# B SHM of Oscillating Pendulum

1. Jul 22, 2015

### andyrk

For SHM of oscillating pendulum, when the pendulum is at the extreme position, what is considered as the displacement? The curve/arc of the circle the bob is following or the straight line distance from the mean position?

2. Jul 22, 2015

### Dvorak

It is the curve or arc of the circle the bob is following.

3. Jul 23, 2015

### andyrk

But shouldn't it be the straight line displacement from the mean position?

4. Jul 23, 2015

### Qwertywerty

Technically , for SHM of a pendulum we use angular diplacement θ rather than straight line displacement . However as θ is a small we can still use straight line displacement . This is approximately equal to the length of the arc .

5. Jul 23, 2015

### andyrk

What if θ is not small?

6. Jul 23, 2015

### Qwertywerty

Then you wouldn't have SHM .

7. Jul 23, 2015

### sophiecentaur

What do your text books tell you about these questions you are asking on PF? Yet again, this topic is well covered on line and in books.

8. Jul 23, 2015

### andyrk

I don't know. They didn't mention if it was small or not. But they have taken the displacement to be $lθ$. So I think that must mean that θ is small. Am I right?

9. Jul 23, 2015

### Nathanael

Yes. As qwerty said, Lθ is just an approximation for Lsinθ, but this approximation is only accurate for small angles.
If you know about taylor series, you can look at the taylor series for sinθ and see where this approximation comes from (the smaller θ, the smaller the effect of the higher order terms).
If you don't know about taylor series then you can understand this approximation geometrically, too. But if that's the case then you should go study taylor series! Useful stuff..

10. Jul 24, 2015

### sophiecentaur

SHM is a specific kind of oscillation - the simplest there is, in fact. SHM requires the restoring force to be directly proportional to the displacement and, for a simple pendulum, it is not. Look at this link, which shows that the motion of a simple pendulum 'approaches' pure SHM as the amplitude approaches zero.

11. Jul 24, 2015

### Qwertywerty

Do you know the derivation for SHM ?

12. Jul 24, 2015

### Nidum

Some old clockmakers went to considerable trouble to make the motion of their pendulums follow SHM as near as possible at practical angles of swing . They did this by devising ways of making the effective length of the pendulum change slightly as it swung back and forth .

13. Jul 24, 2015

### nasu

You can use either one as a coordinate. You can also use the angle, as it was already mentioned.
In general, for a system, there is more than one way to choose the coordinates. Some may be more convenient but not in anyway "correct" or "wrong".
But even if you use the straight distance, the motions is SHM only approximately, for small angles.

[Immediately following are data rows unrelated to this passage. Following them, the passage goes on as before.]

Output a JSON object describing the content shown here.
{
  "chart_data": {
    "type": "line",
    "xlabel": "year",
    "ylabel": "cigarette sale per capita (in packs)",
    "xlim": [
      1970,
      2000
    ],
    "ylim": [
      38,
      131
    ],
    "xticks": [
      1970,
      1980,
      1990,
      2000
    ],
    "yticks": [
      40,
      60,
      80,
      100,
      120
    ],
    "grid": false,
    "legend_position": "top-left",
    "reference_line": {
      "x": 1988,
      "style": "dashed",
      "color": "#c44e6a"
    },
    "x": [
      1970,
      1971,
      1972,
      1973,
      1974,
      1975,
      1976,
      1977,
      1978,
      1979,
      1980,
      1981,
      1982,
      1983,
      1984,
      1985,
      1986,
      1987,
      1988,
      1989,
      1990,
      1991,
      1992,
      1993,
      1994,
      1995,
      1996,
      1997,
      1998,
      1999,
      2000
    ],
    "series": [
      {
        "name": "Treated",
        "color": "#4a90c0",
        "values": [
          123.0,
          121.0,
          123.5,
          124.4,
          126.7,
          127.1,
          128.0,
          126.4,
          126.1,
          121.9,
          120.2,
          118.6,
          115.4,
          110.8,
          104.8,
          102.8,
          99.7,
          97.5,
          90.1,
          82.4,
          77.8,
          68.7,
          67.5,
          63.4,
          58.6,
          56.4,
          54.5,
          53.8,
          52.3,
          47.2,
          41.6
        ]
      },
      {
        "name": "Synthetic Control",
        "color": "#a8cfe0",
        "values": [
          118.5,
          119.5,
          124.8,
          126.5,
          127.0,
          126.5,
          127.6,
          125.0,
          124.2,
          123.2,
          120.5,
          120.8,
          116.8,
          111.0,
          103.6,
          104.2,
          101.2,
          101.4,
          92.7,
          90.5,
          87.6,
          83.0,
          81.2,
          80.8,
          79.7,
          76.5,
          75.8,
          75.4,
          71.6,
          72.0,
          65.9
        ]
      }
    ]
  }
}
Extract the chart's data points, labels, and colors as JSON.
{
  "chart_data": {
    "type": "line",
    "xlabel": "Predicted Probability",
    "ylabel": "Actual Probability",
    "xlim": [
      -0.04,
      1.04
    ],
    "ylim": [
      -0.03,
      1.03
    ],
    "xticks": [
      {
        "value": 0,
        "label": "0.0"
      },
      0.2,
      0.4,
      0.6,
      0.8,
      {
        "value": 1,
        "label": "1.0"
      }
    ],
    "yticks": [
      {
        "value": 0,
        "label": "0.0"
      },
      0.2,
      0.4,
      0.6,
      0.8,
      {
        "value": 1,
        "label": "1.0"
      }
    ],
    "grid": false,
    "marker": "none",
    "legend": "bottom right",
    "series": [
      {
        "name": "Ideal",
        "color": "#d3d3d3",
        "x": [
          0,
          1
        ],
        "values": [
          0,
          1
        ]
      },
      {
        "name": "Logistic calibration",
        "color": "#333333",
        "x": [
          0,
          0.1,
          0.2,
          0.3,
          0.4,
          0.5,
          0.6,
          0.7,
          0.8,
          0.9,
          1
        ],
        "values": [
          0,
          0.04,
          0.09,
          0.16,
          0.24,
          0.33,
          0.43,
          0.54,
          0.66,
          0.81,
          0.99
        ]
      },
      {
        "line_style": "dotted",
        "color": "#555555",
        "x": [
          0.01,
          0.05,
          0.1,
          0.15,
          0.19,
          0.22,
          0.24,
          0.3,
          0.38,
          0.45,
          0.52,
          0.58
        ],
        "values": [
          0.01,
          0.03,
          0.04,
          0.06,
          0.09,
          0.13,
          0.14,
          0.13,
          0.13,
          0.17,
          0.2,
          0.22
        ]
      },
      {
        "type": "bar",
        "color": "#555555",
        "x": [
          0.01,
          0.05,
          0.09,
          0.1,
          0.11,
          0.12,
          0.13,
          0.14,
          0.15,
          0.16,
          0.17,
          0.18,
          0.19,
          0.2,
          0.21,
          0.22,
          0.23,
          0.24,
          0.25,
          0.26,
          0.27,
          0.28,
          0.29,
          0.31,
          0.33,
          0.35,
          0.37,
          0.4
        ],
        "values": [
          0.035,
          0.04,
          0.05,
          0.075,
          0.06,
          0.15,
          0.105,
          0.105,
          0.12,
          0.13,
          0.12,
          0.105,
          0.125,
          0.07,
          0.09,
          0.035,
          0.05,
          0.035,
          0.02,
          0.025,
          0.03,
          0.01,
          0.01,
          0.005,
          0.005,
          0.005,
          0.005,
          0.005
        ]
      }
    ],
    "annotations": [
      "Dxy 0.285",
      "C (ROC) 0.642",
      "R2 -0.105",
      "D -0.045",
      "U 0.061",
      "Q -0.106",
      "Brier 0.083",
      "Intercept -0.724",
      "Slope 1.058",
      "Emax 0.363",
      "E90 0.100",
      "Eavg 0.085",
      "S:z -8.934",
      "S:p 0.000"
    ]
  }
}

And the length of the arc is Lθ for any value of the angle. Is not an approximation.
The straight distance though, is only approximately so, for small angles.

14. Jul 24, 2015

### sophiecentaur

Yes but, if you are using the arc in your equation, the restoring 'force' becomes a torque and that is not proportional to the angle in any case. It's still non linear with change of position.

15. Jul 24, 2015

### sophiecentaur

I don't know who the "they" you refer to were. If they were showing you the proper derivation of SHM, they would have included the limiting case for small angles.

16. Jul 24, 2015

### nasu

Did I say that it becomes linear if the angle is used?

The last part was a separate point. Someone said in a previous post that s=Lθ it is just an approximation for small theta, which is not true. I did not mean (and did not say)that the motion becomes SHM.

Last edited: Jul 24, 2015
17. Jul 24, 2015

### sophiecentaur

It bothered me that it may have been interpreted wrongly. You were discussing a change of co ordinates. The result is that the non linearity turns up somewhere else and that point needs to be made constantly, IMO.